Le décret sur les statuts et les missions des enseignant-e-s dans le second degré a été adopté : 5 voix pour (UNSA et SGEN-CFDT), 4 voix contre (SUD, CGT, FO et SNUEP), 6 abstentions (SNES-SNUIPP-SNEP). Il s’appliquera à compter de la rentrée 2015, sauf ce qui concerne l’éducation prioritaire qui s’appliquera à la prochaine rentrée.

Ce décret a le mérite de rassembler dans un même texte les services et missions de tou-te-s les enseignant-e-s des établissements du second degré, qu’ils/elles soient certifié-e-s, agrégé-e-s, PLP, documentaliste ou PE sur postes spécialisés, en poste fixe ou TZR. Pourtant, il présente des insuffisances et des reculs qui nous ont conduit-e-s à nous y opposer.

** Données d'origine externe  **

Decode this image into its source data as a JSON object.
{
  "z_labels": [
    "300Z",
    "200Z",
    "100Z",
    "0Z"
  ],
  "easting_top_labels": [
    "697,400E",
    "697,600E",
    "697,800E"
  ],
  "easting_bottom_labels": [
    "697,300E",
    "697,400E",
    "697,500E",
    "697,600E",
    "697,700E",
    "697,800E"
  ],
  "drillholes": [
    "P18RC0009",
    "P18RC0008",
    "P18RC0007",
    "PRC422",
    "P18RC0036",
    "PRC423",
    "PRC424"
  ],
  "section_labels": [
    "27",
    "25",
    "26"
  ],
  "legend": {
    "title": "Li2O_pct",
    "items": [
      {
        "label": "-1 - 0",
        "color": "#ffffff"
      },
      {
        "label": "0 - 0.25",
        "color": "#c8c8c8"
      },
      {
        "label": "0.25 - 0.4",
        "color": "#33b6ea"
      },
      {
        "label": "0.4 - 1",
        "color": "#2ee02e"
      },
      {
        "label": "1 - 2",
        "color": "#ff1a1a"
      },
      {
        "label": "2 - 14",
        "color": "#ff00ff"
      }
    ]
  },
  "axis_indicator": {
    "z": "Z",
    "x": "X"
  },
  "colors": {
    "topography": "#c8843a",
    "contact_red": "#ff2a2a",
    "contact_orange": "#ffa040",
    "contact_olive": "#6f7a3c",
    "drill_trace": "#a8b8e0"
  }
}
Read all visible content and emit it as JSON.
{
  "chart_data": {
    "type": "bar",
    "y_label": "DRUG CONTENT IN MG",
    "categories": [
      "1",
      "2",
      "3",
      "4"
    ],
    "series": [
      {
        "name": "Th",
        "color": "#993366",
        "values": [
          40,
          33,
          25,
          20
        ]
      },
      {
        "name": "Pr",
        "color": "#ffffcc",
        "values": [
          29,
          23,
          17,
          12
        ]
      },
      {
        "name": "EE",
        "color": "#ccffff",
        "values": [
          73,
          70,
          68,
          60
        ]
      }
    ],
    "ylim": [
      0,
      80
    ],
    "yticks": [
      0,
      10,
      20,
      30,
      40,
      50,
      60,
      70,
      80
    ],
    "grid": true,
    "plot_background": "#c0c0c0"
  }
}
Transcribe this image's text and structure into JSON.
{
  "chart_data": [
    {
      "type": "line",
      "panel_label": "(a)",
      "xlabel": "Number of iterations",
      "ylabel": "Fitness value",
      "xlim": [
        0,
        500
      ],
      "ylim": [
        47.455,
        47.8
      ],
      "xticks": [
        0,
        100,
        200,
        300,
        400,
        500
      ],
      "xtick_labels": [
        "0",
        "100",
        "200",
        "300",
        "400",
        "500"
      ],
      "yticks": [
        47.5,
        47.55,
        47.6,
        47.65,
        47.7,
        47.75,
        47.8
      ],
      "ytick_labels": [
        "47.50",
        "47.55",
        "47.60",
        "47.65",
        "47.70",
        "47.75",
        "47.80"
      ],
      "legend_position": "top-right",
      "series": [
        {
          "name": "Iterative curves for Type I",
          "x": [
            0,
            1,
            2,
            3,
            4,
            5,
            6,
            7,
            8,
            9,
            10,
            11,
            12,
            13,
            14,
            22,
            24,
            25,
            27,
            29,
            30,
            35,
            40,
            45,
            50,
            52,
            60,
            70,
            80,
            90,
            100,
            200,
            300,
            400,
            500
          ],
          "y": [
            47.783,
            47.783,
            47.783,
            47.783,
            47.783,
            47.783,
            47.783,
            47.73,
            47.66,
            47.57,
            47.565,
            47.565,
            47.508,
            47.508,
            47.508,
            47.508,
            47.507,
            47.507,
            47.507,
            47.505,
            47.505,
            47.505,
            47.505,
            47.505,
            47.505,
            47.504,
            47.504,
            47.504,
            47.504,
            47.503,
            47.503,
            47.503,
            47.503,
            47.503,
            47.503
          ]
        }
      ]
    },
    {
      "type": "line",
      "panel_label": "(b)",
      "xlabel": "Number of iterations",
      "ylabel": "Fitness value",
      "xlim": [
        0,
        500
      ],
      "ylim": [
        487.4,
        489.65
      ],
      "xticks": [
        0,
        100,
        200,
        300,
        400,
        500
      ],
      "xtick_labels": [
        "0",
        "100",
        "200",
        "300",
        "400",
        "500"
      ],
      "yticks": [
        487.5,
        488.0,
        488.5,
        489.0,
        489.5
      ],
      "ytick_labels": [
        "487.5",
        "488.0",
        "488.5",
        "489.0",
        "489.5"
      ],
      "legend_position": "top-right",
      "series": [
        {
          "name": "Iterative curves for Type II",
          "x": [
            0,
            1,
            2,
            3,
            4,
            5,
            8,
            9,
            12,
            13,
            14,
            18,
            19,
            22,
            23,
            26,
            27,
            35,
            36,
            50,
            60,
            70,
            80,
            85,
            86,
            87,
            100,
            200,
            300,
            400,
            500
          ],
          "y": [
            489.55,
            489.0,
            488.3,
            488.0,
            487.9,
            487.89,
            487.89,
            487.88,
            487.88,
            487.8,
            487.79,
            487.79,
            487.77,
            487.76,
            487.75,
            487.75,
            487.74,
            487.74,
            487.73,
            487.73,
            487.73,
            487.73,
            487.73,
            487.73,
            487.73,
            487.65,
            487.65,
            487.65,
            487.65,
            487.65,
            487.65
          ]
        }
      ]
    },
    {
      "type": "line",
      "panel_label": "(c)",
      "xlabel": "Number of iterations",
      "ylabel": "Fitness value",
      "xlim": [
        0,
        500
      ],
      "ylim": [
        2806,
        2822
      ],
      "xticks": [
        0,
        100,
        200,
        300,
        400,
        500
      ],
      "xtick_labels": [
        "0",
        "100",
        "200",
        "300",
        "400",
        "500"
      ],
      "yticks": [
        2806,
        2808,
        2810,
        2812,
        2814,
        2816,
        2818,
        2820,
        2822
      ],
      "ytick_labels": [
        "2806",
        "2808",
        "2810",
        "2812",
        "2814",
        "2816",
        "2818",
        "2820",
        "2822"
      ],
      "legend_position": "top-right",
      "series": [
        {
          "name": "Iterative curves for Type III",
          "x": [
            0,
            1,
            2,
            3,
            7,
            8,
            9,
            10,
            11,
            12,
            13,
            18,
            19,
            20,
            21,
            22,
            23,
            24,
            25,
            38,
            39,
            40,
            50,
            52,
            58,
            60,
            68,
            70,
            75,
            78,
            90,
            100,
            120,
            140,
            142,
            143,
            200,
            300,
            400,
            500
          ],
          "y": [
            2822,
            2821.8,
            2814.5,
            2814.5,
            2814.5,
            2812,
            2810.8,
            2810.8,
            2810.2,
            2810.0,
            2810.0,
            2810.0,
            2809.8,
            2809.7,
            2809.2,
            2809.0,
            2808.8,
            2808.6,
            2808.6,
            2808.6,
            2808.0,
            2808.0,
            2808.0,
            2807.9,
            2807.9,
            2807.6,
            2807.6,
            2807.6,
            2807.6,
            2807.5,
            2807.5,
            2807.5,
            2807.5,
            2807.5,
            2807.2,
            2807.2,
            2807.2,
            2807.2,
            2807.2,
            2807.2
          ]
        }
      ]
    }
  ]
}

Pourquoi SUD Éducation a voté contre ce texte


Service d’enseignement et missions liées

Le nouveau décret prévoit désormais deux types d’obligations de service :

"-" Un service devant élèves dont le maximum hebdomadaire reste inchangé, y compris pour les documentalistes.
"-" Les missions non quantifiées liées au service d’enseignement (la préparation des cours, l’aide, le « suivi du travail personnel des élèves », l’évaluation, l’orientation, les relations avec les parents, le travail au sein d’équipes pédagogiques, le travail en équipes pluri-professionnelles...).

Ce que dit SUD

"-" La reconnaissance des missions liées à l’enseignement et du travail en équipe est une nécessité, cela doit se traduire par une baisse des maxima hebdomadaires de service, le travail en équipe et la concertation devant être inclus dans les maximas de service.
"-" C’est l’occasion manquée d’étendre aux enseignant-e-s la réduction du temps de travail dont ont bénéficié les autres salariés en 1956, 1969, 1982 et 2000.


Missions particulières

"-" Toutes les autres tâches supplémentaires (professeur principal, référent informatique, référent culturel...) sont facultatives et ne donneront lieu à décharge horaire que sur accord du Recteur.

Ce que dit SUD

"-" Pour l’immense majorité des collègues le principe contestable et inégalitaire de l’indemnité est maintenu, au détriment des décharges horaires qui resteront exceptionnelles.
"-" En cas de décharge, le passage obligatoire par le conseil d’administration limite les risques d’arbitraire des chefs d’établissement.

Décharges de service

"-" Les enseignant-e-s en poste partagé sur 3 établissements d’une même commune ou sur deux communes différentes, bénéficieront désormais d’une décharge d’une heure, y compris les TZR.
"-" La décharge de laboratoire est maintenue en SVT et physique-chimie en collège mais supprimée partout ailleurs (en technologie, histoire-géographie, langues...).